Logs (Loki / LogQL) — datasource loki_ds_001:
{service_name="manager"} # recent manager logs
{service_name="manager"} |= "error" # errors only
{service_name="agent"} | json | level="ERROR" # structured (JSON) filter
{service_name="manager"} |= "<request-id>" # trace one request end-to-end
Metrics (Prometheus / PromQL) — datasource prom_ds_001:
up # which targets are healthy
backendai_api_request_count # REST request counter
rate(backendai_api_request_count[1m]) # request rate
backendai_api_request_duration_sec_bucket # API latency histogram
backendai_graphql_request_count # GraphQL operation counter
Metric definitions live in src/ai/backend/common/metrics/metric.py
(backendai_api_request_*, backendai_graphql_request_*); component-specific metrics
under src/ai/backend/{manager,agent,storage}/metrics/.
Dashboards / traces / profiles: the pre-built dashboard is provisioned from
grafana-dashboards/dashboard.json (discover via search_dashboards).
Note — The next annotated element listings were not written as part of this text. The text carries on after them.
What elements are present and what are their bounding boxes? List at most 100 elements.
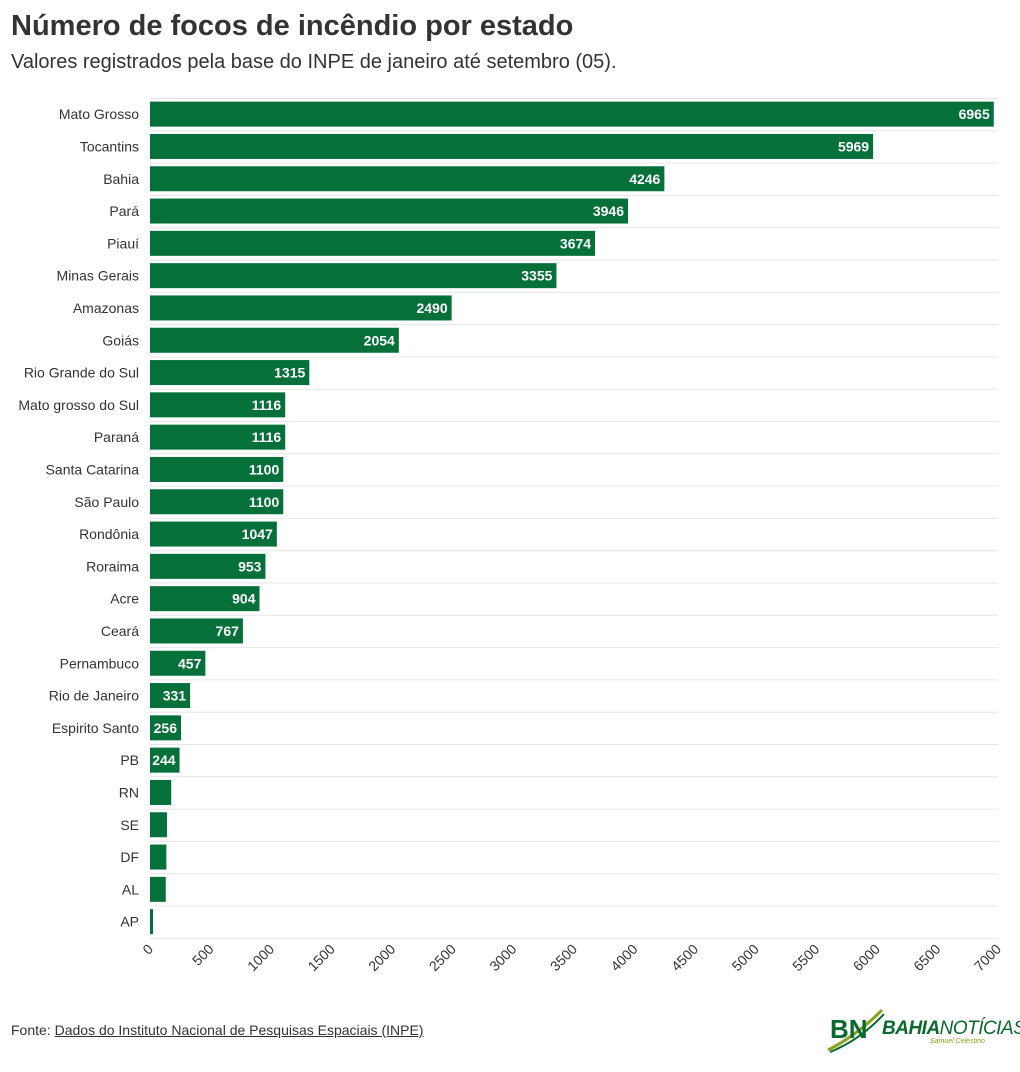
bar-value-label: 1100 (249, 461, 280, 477)
bar (150, 166, 665, 192)
x-tick-label: 4500 (668, 941, 701, 974)
bar-value-label: 1116 (252, 397, 282, 413)
chart-title: Número de focos de incêndio por estado (11, 10, 574, 42)
bar-value-label: 953 (238, 558, 262, 574)
bar (150, 650, 206, 676)
bar (150, 230, 596, 256)
category-label: Mato Grosso (59, 106, 139, 122)
x-tick-label: 1500 (304, 941, 337, 974)
logo-word-bold: BAHIA (882, 1018, 940, 1039)
bar-value-label: 4246 (629, 171, 660, 187)
category-label: Tocantins (80, 138, 139, 154)
x-tick-label: 2000 (365, 941, 398, 974)
category-labels: Mato Grosso Tocantins Bahia Pará Piauí Minas … (18, 106, 139, 930)
bar (150, 456, 284, 482)
category-label: Goiás (102, 332, 139, 348)
bar (150, 392, 286, 418)
bar (150, 198, 629, 224)
category-label: Amazonas (73, 300, 139, 316)
bar-value-label: 331 (163, 688, 187, 704)
bar-value-label: 256 (154, 720, 178, 736)
bar-value-label: 6965 (959, 106, 990, 122)
x-tick-label: 5500 (789, 941, 822, 974)
bar-value-label: 904 (232, 591, 256, 607)
logo-tagline: Samuel Celestino (930, 1038, 985, 1045)
x-tick-label: 5000 (728, 941, 761, 974)
bar-value-label: 1116 (252, 429, 282, 445)
category-label: Piauí (107, 235, 139, 251)
category-label: São Paulo (74, 494, 139, 510)
category-label: Mato grosso do Sul (18, 397, 139, 413)
x-axis-ticks: 0 500 1000 1500 2000 2500 3000 3500 4000 4500 5000… (139, 941, 1004, 974)
bar (150, 133, 874, 159)
bar (150, 424, 286, 450)
bar-value-label: 3946 (593, 203, 624, 219)
x-tick-label: 1000 (244, 941, 277, 974)
bar (150, 747, 180, 773)
bar-value-label: 244 (152, 752, 176, 768)
category-label: RN (119, 784, 139, 800)
category-label: Rondônia (79, 526, 139, 542)
x-tick-label: 500 (189, 941, 217, 969)
bar-value-label: 2490 (416, 300, 447, 316)
bar (150, 586, 260, 612)
category-label: AP (120, 914, 139, 930)
bar-value-label: 1100 (249, 494, 280, 510)
bar-value-label: 5969 (838, 138, 869, 154)
bar (150, 101, 994, 127)
bar-value-label: 457 (178, 655, 202, 671)
x-tick-label: 6000 (850, 941, 883, 974)
bar (150, 295, 452, 321)
bar (150, 263, 557, 289)
category-label: SE (120, 817, 139, 833)
bar (150, 909, 154, 935)
category-label: DF (120, 849, 139, 865)
bar-value-label: 1047 (242, 526, 273, 542)
bar (150, 876, 166, 902)
bar-value-label: 1315 (274, 365, 305, 381)
x-tick-label: 0 (139, 941, 156, 958)
bar (150, 618, 243, 644)
bar (150, 779, 172, 805)
category-label: Espirito Santo (52, 720, 139, 736)
bar (150, 360, 310, 386)
category-label: Roraima (86, 558, 139, 574)
category-label: Paraná (94, 429, 139, 445)
logo-monogram: BN (830, 1014, 868, 1044)
grid-lines (150, 98, 998, 939)
x-tick-label: 3000 (486, 941, 519, 974)
bar (150, 553, 266, 579)
x-tick-label: 4000 (607, 941, 640, 974)
x-tick-label: 2500 (426, 941, 459, 974)
bar-value-label: 3355 (521, 268, 552, 284)
bar (150, 327, 399, 353)
source-prefix: Fonte: (11, 1022, 51, 1038)
category-label: Minas Gerais (57, 268, 139, 284)
category-label: Santa Catarina (46, 461, 140, 477)
x-tick-label: 7000 (971, 941, 1004, 974)
bar-value-label: 767 (216, 623, 240, 639)
category-label: Bahia (103, 171, 139, 187)
category-label: Ceará (101, 623, 139, 639)
bar-value-label: 2054 (364, 332, 395, 348)
category-label: AL (122, 881, 139, 897)
category-label: Acre (110, 591, 139, 607)
x-tick-label: 3500 (547, 941, 580, 974)
bar-value-label: 3674 (560, 235, 591, 251)
x-tick-label: 6500 (910, 941, 943, 974)
source-link[interactable]: Dados do Instituto Nacional de Pesquisas… (54, 1022, 424, 1038)
bahia-noticias-logo[interactable]: BN BAHIANOTÍCIAS Samuel Celestino (826, 1006, 1020, 1056)
bar (150, 715, 182, 741)
bar (150, 683, 191, 709)
logo-wordmark: BAHIANOTÍCIAS (882, 1018, 1020, 1040)
bar (150, 812, 167, 838)
category-label: PB (120, 752, 139, 768)
category-label: Rio de Janeiro (49, 688, 139, 704)
bar (150, 521, 277, 547)
category-label: Rio Grande do Sul (24, 365, 139, 381)
source-footer: Fonte: Dados do Instituto Nacional de Pe… (11, 1022, 423, 1038)
category-label: Pernambuco (60, 655, 140, 671)
logo-word-light: NOTÍCIAS (939, 1018, 1020, 1039)
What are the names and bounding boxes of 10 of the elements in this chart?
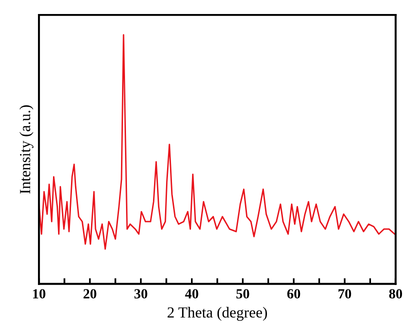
x-tick-label: 40 (185, 289, 198, 298)
x-tick-label: 70 (338, 289, 352, 298)
x-tick-label: 10 (33, 289, 46, 298)
x-tick-label: 20 (84, 289, 96, 298)
x-axis-title: 2 Theta (degree) (168, 306, 267, 321)
y-axis-title: Intensity (a.u.) (19, 105, 34, 194)
x-tick-label: 60 (287, 289, 300, 298)
x-tick-label: 50 (236, 289, 250, 298)
x-tick-label: 80 (389, 289, 402, 298)
x-tick-label: 30 (134, 289, 148, 298)
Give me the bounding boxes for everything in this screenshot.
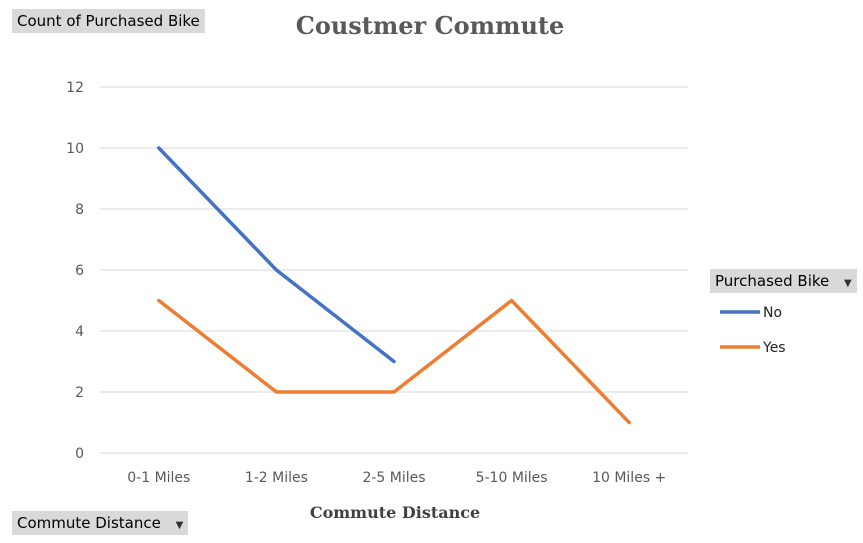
value-field-label: Count of Purchased Bike xyxy=(17,12,200,30)
axis-field-label: Commute Distance xyxy=(17,514,161,532)
series-line-no xyxy=(157,146,396,364)
chart-title: Coustmer Commute xyxy=(296,11,565,40)
x-tick-label: 2-5 Miles xyxy=(362,470,425,486)
legend-field-label: Purchased Bike xyxy=(715,272,830,290)
x-tick-label: 0-1 Miles xyxy=(127,470,190,486)
x-tick-label: 1-2 Miles xyxy=(245,470,308,486)
x-axis-title: Commute Distance xyxy=(310,503,480,522)
axis-field-dropdown-icon: ▼ xyxy=(175,520,184,531)
y-tick-label: 10 xyxy=(66,141,84,157)
axis-field-button[interactable]: Commute Distance ▼ xyxy=(12,511,189,535)
y-tick-label: 8 xyxy=(75,202,84,218)
y-tick-label: 12 xyxy=(66,80,84,96)
gridlines xyxy=(100,86,688,454)
value-field-button[interactable]: Count of Purchased Bike xyxy=(12,9,205,33)
series-lines xyxy=(157,146,631,425)
y-axis-ticks: 0 2 4 6 8 10 12 xyxy=(66,80,84,462)
legend: No Yes xyxy=(720,305,786,356)
y-tick-label: 0 xyxy=(75,446,84,462)
x-tick-label: 10 Miles + xyxy=(592,470,666,486)
y-tick-label: 6 xyxy=(75,263,84,279)
legend-field-dropdown-icon: ▼ xyxy=(844,278,852,289)
series-line-yes xyxy=(157,298,631,425)
legend-field-button[interactable]: Purchased Bike ▼ xyxy=(710,269,857,293)
y-tick-label: 4 xyxy=(75,324,84,340)
x-tick-label: 5-10 Miles xyxy=(476,470,548,486)
y-tick-label: 2 xyxy=(75,385,84,401)
legend-label-yes: Yes xyxy=(762,340,786,356)
x-axis-ticks: 0-1 Miles 1-2 Miles 2-5 Miles 5-10 Miles 10 … xyxy=(127,470,666,486)
legend-label-no: No xyxy=(763,305,782,321)
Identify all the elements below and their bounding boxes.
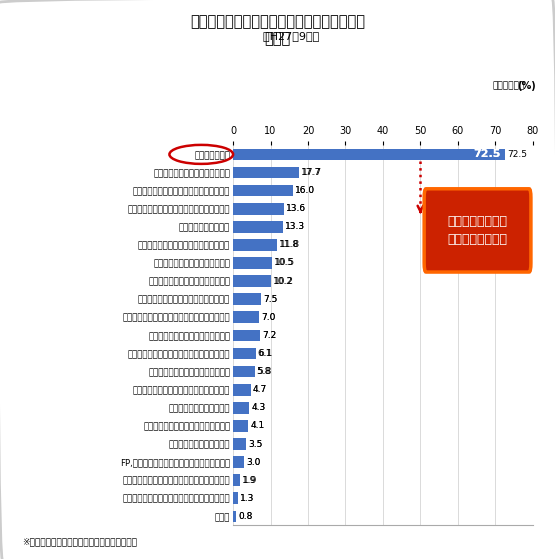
Bar xyxy=(233,167,299,178)
Bar xyxy=(233,384,251,396)
Text: 10.5: 10.5 xyxy=(275,258,295,268)
Text: 13.3: 13.3 xyxy=(285,222,305,231)
Text: 3.5: 3.5 xyxy=(249,439,263,448)
Text: 13.3: 13.3 xyxy=(285,222,305,231)
Text: 3.0: 3.0 xyxy=(246,458,261,467)
Bar xyxy=(233,456,244,468)
Bar xyxy=(233,257,273,269)
Text: 0.8: 0.8 xyxy=(238,512,253,521)
Text: ※住宅金融支援機構公表のデータを元に編集。: ※住宅金融支援機構公表のデータを元に編集。 xyxy=(22,538,137,547)
Bar xyxy=(233,329,260,342)
Text: 7.2: 7.2 xyxy=(262,331,276,340)
Text: 0.8: 0.8 xyxy=(238,512,253,521)
Bar xyxy=(233,348,256,359)
Text: 7.5: 7.5 xyxy=(263,295,278,304)
Text: 金利の低さが最も
重視されている。: 金利の低さが最も 重視されている。 xyxy=(447,215,507,246)
Text: 17.7: 17.7 xyxy=(301,168,321,177)
Bar xyxy=(233,149,504,160)
Text: 4.1: 4.1 xyxy=(250,421,265,430)
FancyBboxPatch shape xyxy=(424,189,531,272)
Text: （複数回答）: （複数回答） xyxy=(492,81,524,90)
Bar xyxy=(233,221,283,233)
Text: 1.3: 1.3 xyxy=(240,494,255,503)
Text: 11.8: 11.8 xyxy=(279,240,299,249)
Text: 16.0: 16.0 xyxy=(295,186,315,195)
Text: 3.0: 3.0 xyxy=(246,458,261,467)
Text: 13.6: 13.6 xyxy=(286,204,306,213)
Bar xyxy=(233,311,259,323)
Text: 10.2: 10.2 xyxy=(273,277,293,286)
Text: 7.0: 7.0 xyxy=(261,313,276,322)
Text: 民間住宅ローン利用者の住宅ローンを選んだ: 民間住宅ローン利用者の住宅ローンを選んだ xyxy=(190,14,365,29)
Bar xyxy=(233,239,278,251)
Text: 4.7: 4.7 xyxy=(253,385,267,394)
Text: 1.3: 1.3 xyxy=(240,494,254,503)
Text: 4.1: 4.1 xyxy=(251,421,265,430)
Text: 決め手: 決め手 xyxy=(264,31,291,46)
Text: 72.5: 72.5 xyxy=(507,150,527,159)
Bar xyxy=(233,492,238,504)
Bar xyxy=(233,475,240,486)
Text: 17.7: 17.7 xyxy=(302,168,322,177)
Text: 10.2: 10.2 xyxy=(274,277,294,286)
Text: 7.0: 7.0 xyxy=(261,313,276,322)
Bar xyxy=(233,293,261,305)
Text: 13.6: 13.6 xyxy=(286,204,306,213)
Bar xyxy=(233,184,293,196)
Bar xyxy=(233,510,236,522)
Text: 72.5: 72.5 xyxy=(473,149,501,159)
Text: 16.0: 16.0 xyxy=(295,186,315,195)
Text: 6.1: 6.1 xyxy=(258,349,272,358)
Text: （H27年9月）: （H27年9月） xyxy=(235,31,320,41)
Text: 10.5: 10.5 xyxy=(274,258,295,268)
Text: 7.5: 7.5 xyxy=(264,295,278,304)
Bar xyxy=(233,203,284,215)
Bar xyxy=(233,402,249,414)
Text: 1.9: 1.9 xyxy=(242,476,256,485)
Text: 1.9: 1.9 xyxy=(243,476,257,485)
Text: 4.7: 4.7 xyxy=(253,385,267,394)
Bar xyxy=(233,366,255,377)
Bar xyxy=(233,275,271,287)
Text: 4.3: 4.3 xyxy=(251,403,265,413)
Bar xyxy=(233,438,246,450)
Text: 7.2: 7.2 xyxy=(263,331,276,340)
Text: 72.5: 72.5 xyxy=(473,149,501,159)
Text: 3.5: 3.5 xyxy=(248,439,263,448)
Text: 11.8: 11.8 xyxy=(280,240,300,249)
Text: 6.1: 6.1 xyxy=(258,349,273,358)
Bar xyxy=(233,420,249,432)
Text: 5.8: 5.8 xyxy=(257,367,271,376)
Text: 5.8: 5.8 xyxy=(257,367,271,376)
Text: (%): (%) xyxy=(517,81,536,91)
Text: 4.3: 4.3 xyxy=(251,403,266,413)
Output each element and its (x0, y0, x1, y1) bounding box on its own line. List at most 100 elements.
Tempo
(tempo_ds_001) holds distributed traces; Pyroscope (pyroscope_ds_001) holds profiles.
Standard Verification Loop
After a code change:
- Restart the affected service —
./dev restart mgr (see /local-dev).
- Exercise it — e.g. a
./bai call (see /bai-cli).
- Observe via Grafana MCP: query Loki for that
service_name to confirm the request
ran without errors, and Prometheus to confirm the expected metric moved.
This replaces tailing console output — always confirm runtime behavior through the MCP.
Related Skills
/local-dev — Restart services before observing.
/bai-cli — Exercise the API, then verify logs/metrics here.
/halfstack — Bring up / inspect the observability containers.